Frying foods at home is one of those “beyond my comfort zone” aspects of frying. It tends to make a mess and smells up the house. More than a year ago I tried a cold oil method to fry French fries, and that turned out pretty well. But I haven’t done much frying since. Last week my attention was caught by a Cooks Illustrated recipe for fried chicken that uses less oil.
The long and the short of it is that they decided on a method that uses frying in a shallow amount of oil to help form a nice crust on the exterior, followed by oven baking to finish cooking it through. The results is supposed to be a evenly cooked chicken with nice exterior crunch without as much oil and without as much hassle from deep frying.
You start by placing the chicken pieces – I used boneless breasts – in a buttermilk and salt brine, combined with cayenne pepper and other spices for several hours. Would you believe I cannot buy bone-in chicken breasts at the store? I have to get a whole chicken for that.
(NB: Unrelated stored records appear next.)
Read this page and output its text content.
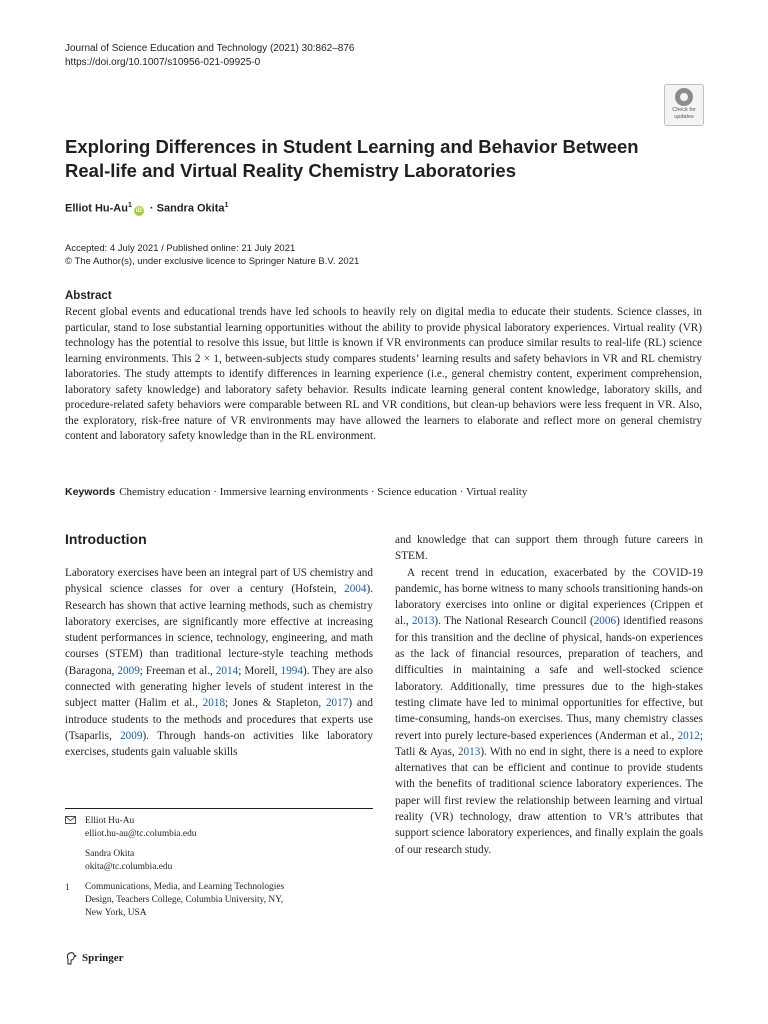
Journal of Science Education and Technology (2021) 30:862–876
https://doi.org/10.1007/s10956-021-09925-0
Check for
updates
Exploring Differences in Student Learning and Behavior Between
Real-life and Virtual Reality Chemistry Laboratories
Elliot $Hu‑Au^1iD$ · Sandra Okita$^1$
Accepted: 4 July 2021 / Published online: 21 July 2021
© The Author(s), under exclusive licence to Springer Nature B.V. 2021
Abstract
Recent global events and educational trends have led schools to heavily rely on digital media to educate their students. Science classes, in particular, stand to lose substantial learning opportunities without the ability to provide physical laboratory experiences. Virtual reality (VR) technology has the potential to resolve this issue, but little is known if VR environments can produce similar results to real-life (RL) science learning environments. This 2 × 1, between-subjects study compares students’ learning results and safety behaviors in VR and RL chemistry laboratories. The study attempts to identify differences in learning experience (i.e., general chemistry content, experiment comprehension, laboratory safety knowledge) and laboratory safety behavior. Results indicate learning general content knowledge, laboratory skills, and procedure-related safety behaviors were comparable between RL and VR conditions, but clean-up behaviors were less frequent in VR. Also, the exploratory, risk-free nature of VR environments may have allowed the learners to elaborate and reflect more on general chemistry content and laboratory safety knowledge than in the RL environment.
Keywords Chemistry education · Immersive learning environments · Science education · Virtual reality
Introduction

Laboratory exercises have been an integral part of US chemistry and physical science classes for over a century (Hofstein, 2004). Research has shown that active learning methods, such as chemistry laboratory exercises, are significantly more effective at increasing student performances in science, technology, engineering, and math courses (STEM) than traditional lecture-style teaching methods (Baragona, 2009; Freeman et al., 2014; Morell, 1994). They are also connected with generating higher levels of student interest in the subject matter (Halim et al., 2018; Jones & Stapleton, 2017) and introduce students to the methods and procedures that experts use (Tsaparlis, 2009). Through hands-on activities like laboratory exercises, students gain valuable skills

and knowledge that can support them through future careers in STEM.

A recent trend in education, exacerbated by the COVID-19 pandemic, has borne witness to many schools transitioning hands-on laboratory exercises into online or digital experiences (Crippen et al., 2013). The National Research Council (2006) identified reasons for this transition and the decline of physical, hands-on experiences as the lack of financial resources, preparation of teachers, and difficulties in maintaining a safe and well-stocked science laboratory. Additionally, time pressures due to the high-stakes testing climate have led to minimal opportunities for effective, but time-consuming, hands-on exercises. Thus, many chemistry classes revert into purely lecture-based experiences (Anderman et al., 2012; Tatli & Ayas, 2013). With no end in sight, there is a need to explore alternatives that can be efficient and continue to provide students with the benefits of traditional science laboratory experiences. The paper will first review the relationship between learning and virtual reality (VR) technology, draw attention to VR’s attributes that support science laboratory experiences, and finally explain the goals of our research study.

Elliot Hu-Au
elliot.hu-au@tc.columbia.edu
Sandra Okita
okita@tc.columbia.edu
1	Communications, Media, and Learning Technologies
Design, Teachers College, Columbia University, NY,
New York, USA
Springer
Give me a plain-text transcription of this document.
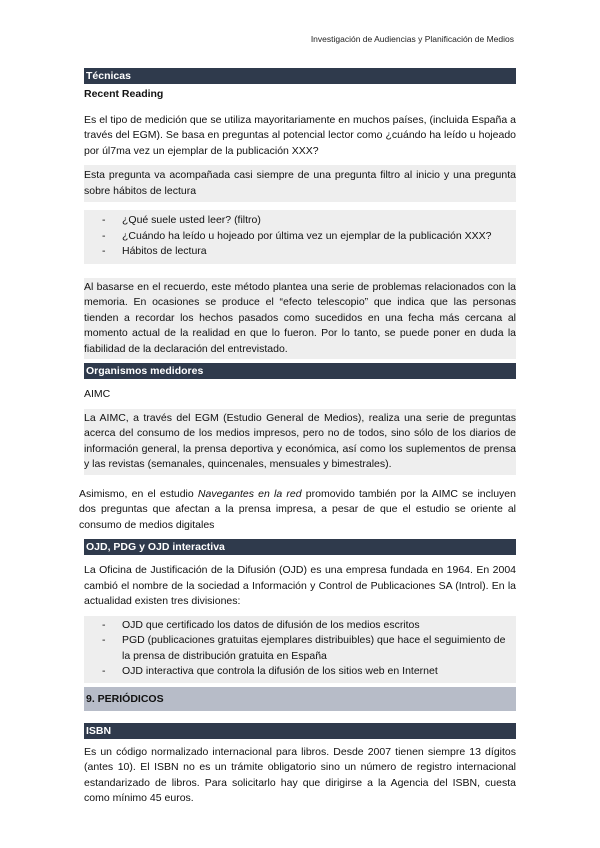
Investigación de Audiencias y Planificación de Medios
Técnicas

Recent Reading

Es el tipo de medición que se utiliza mayoritariamente en muchos países, (incluida España a través del EGM). Se basa en preguntas al potencial lector como ¿cuándo ha leído u hojeado por úl7ma vez un ejemplar de la publicación XXX?

Esta pregunta va acompañada casi siempre de una pregunta filtro al inicio y una pregunta sobre hábitos de lectura

- ¿Qué suele usted leer? (filtro)
- ¿Cuándo ha leído u hojeado por última vez un ejemplar de la publicación XXX?
- Hábitos de lectura

Al basarse en el recuerdo, este método plantea una serie de problemas relacionados con la memoria. En ocasiones se produce el “efecto telescopio” que indica que las personas tienden a recordar los hechos pasados como sucedidos en una fecha más cercana al momento actual de la realidad en que lo fueron. Por lo tanto, se puede poner en duda la fiabilidad de la declaración del entrevistado.

Organismos medidores

AIMC

La AIMC, a través del EGM (Estudio General de Medios), realiza una serie de preguntas acerca del consumo de los medios impresos, pero no de todos, sino sólo de los diarios de información general, la prensa deportiva y económica, así como los suplementos de prensa y las revistas (semanales, quincenales, mensuales y bimestrales).

Asimismo, en el estudio Navegantes en la red promovido también por la AIMC se incluyen dos preguntas que afectan a la prensa impresa, a pesar de que el estudio se oriente al consumo de medios digitales

OJD, PDG y OJD interactiva

La Oficina de Justificación de la Difusión (OJD) es una empresa fundada en 1964. En 2004 cambió el nombre de la sociedad a Información y Control de Publicaciones SA (Introl). En la actualidad existen tres divisiones:

- OJD que certificado los datos de difusión de los medios escritos
- PGD (publicaciones gratuitas ejemplares distribuibles) que hace el seguimiento de la prensa de distribución gratuita en España
- OJD interactiva que controla la difusión de los sitios web en Internet
9. PERIÓDICOS
ISBN

Es un código normalizado internacional para libros. Desde 2007 tienen siempre 13 dígitos (antes 10). El ISBN no es un trámite obligatorio sino un número de registro internacional estandarizado de libros. Para solicitarlo hay que dirigirse a la Agencia del ISBN, cuesta como mínimo 45 euros.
Obviously they aren’t butchering their own chickens.
While waiting, I prepped some long bean. These two-foot long beans look like green beans and are just a little less crispy. Good alternative, though. I stir-fried these with a splash of balsamic vinegar, a sprinkle of salt, and some slivered almonds.
Next, prepare a coating of flour, baking powder, a little salt, and more spices. The trick here is that you add just a bit of buttermilk and start stirring it, so you form little clumps that make the chicken’s crust more substantial.
Take the chicken out of the brine and dredge it in the flour mixture, being sure to pat on a nice thick coating. Easier said than done!
While waiting for the oil to heat, I finished the mashed potatoes. These keep nicely covered at a very low heat with a bit of butter on top.
Time to fry! Temperature control is a pain. My thermometer doesn’t reach to the bottom of the pan so when there isn’t much oil, I don’t get an accurate read. I ended up scorching the bottoms of the chicken just a little. D’oh… After about five minutes in the oil (turning half way through the time) I transferred the chicken to a rack placed in a baking tray and finished for about twenty minutes in the oven.
Despite the slightly burned exterior, the end result looked pretty nice. Tasted good, too!
Inside was nice and juice, thanks to the brining. Yum.